Sorry I can't offer much help but I had the same problem a few years ago, there's only so much you can plane off the door otherwise when summer comes around there'll be a great big gap around the door. I ended up biting the bullet and replacing it with a UPVC door.
Where is it sticking , Side or bottom ? Id be tempted to take the door off and plane 1mm off bottom and side with a power plane and rehang the door ,If you plane of the hinge side and chop the hinge in you wont have to mess about with the locks etc . If you don't have a power plane homebase do one for about 20quid that'll do this one off job .
Dave has the door been painted along its top and bottom edges? Most of the time I see this sort of problem the door is untreated and this allows rapid moisture change in the stiles. Not a good thing :roll:
Some years ago I had the same problem with our front door which faces the English Channel.
So I upset the wife and fitted a large sheet of poloythene over the door frame that winter and if anyone wanted to come in they had to come round to the back door.
But, I had good intentions, because I then fitted out a porch and was able to keep the front door.(and free of moisture)
So a porch might be your salvation (with a plastic door )

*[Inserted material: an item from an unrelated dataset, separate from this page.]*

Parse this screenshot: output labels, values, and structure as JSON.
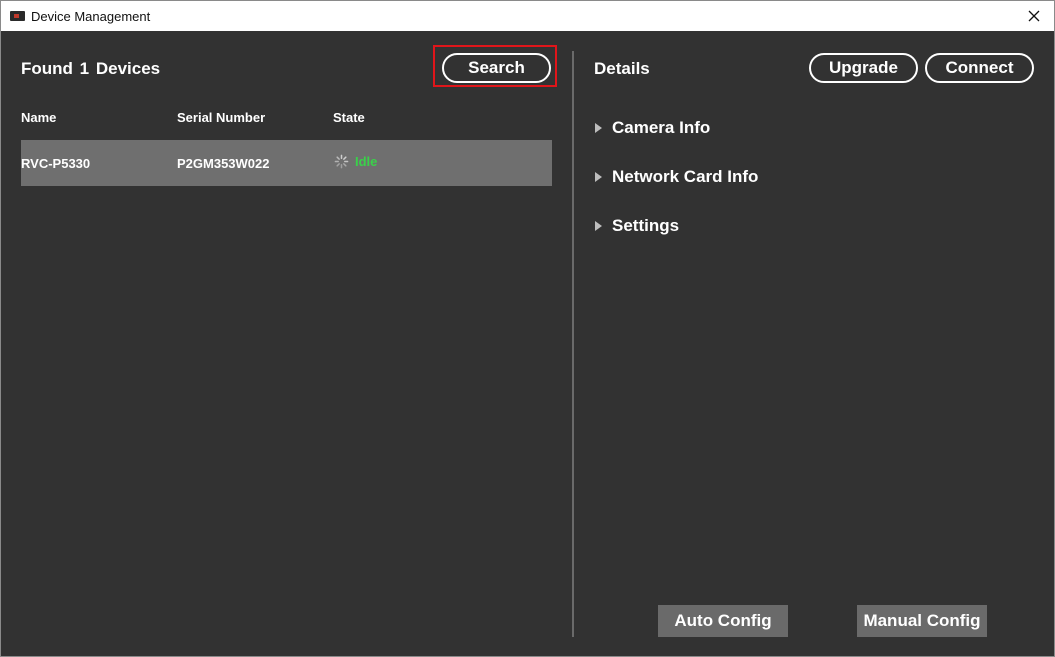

I have 4 interior doors that do the opposite, They are doors with 4 panels in them top two panels have etched glass in them, the bottom panels have raised panel inserts, ( I was going to make them myself until I seen these in Wickes) they were made in South Africa the price of about £24.00 per door included the glass fitted about 4 years ago, In the summer they swell and in the winter they revert to normal, I will not bother trimming them, We have learned to live with the problem, I have hung hundreds of doors and have never came across this phenomenom, anyone any ideas what causes it
A memory just came to me, about 20 years ago I built a porch for a customer, When it came to the door I gave the chap a catalogue from a firm that makes hardwood doors with Mortice and Tenon construction, the price for the door he wanted was in the region of £180.00 then, he said he would not pay that much and said that he would find a cheaper one, well he got one and when I seen it I told him it was not good enough for an outside door, he said "just hang it it will do me" I gave it two coats of outdoor yacht varnish, let it dry and hung it. I went on holiday a few days later for 2 weeks, a week or so after I got back he called me and asked me to come and fix the door as it was sticking, I took one look at and told that is what happens to cheap doors, he argued and to shut him up , I put a pair of sash cramps on the door top & bottom tightened them up a midges, released the cramps and the door closed as sweet as anything.
The moral is for a good outside door that will give no problems for 20 or more years have one made with M&T joinery,
The ones you buy at the big box stores are invariably made with dowel construction and they tend to come apart in any type of weather.
Maybe this is what you have. Check if have any gaps between the stiles and the rails, even minute gaps will cause the door to stick, also has the door had the leading edge champered.
Dave, I agree with keith, have you sealed the door on all 4 edges and also the letterbox & inside the lock & handles, especially if the door is a far eastern hardwood door, these are generally made from one of the softer grainer hardwoods and are prone to absorbing more than their fair share of moisture. Having fitted lots of these doors in the past, I found that making sure all the bare wood is treated with a suitable sealer.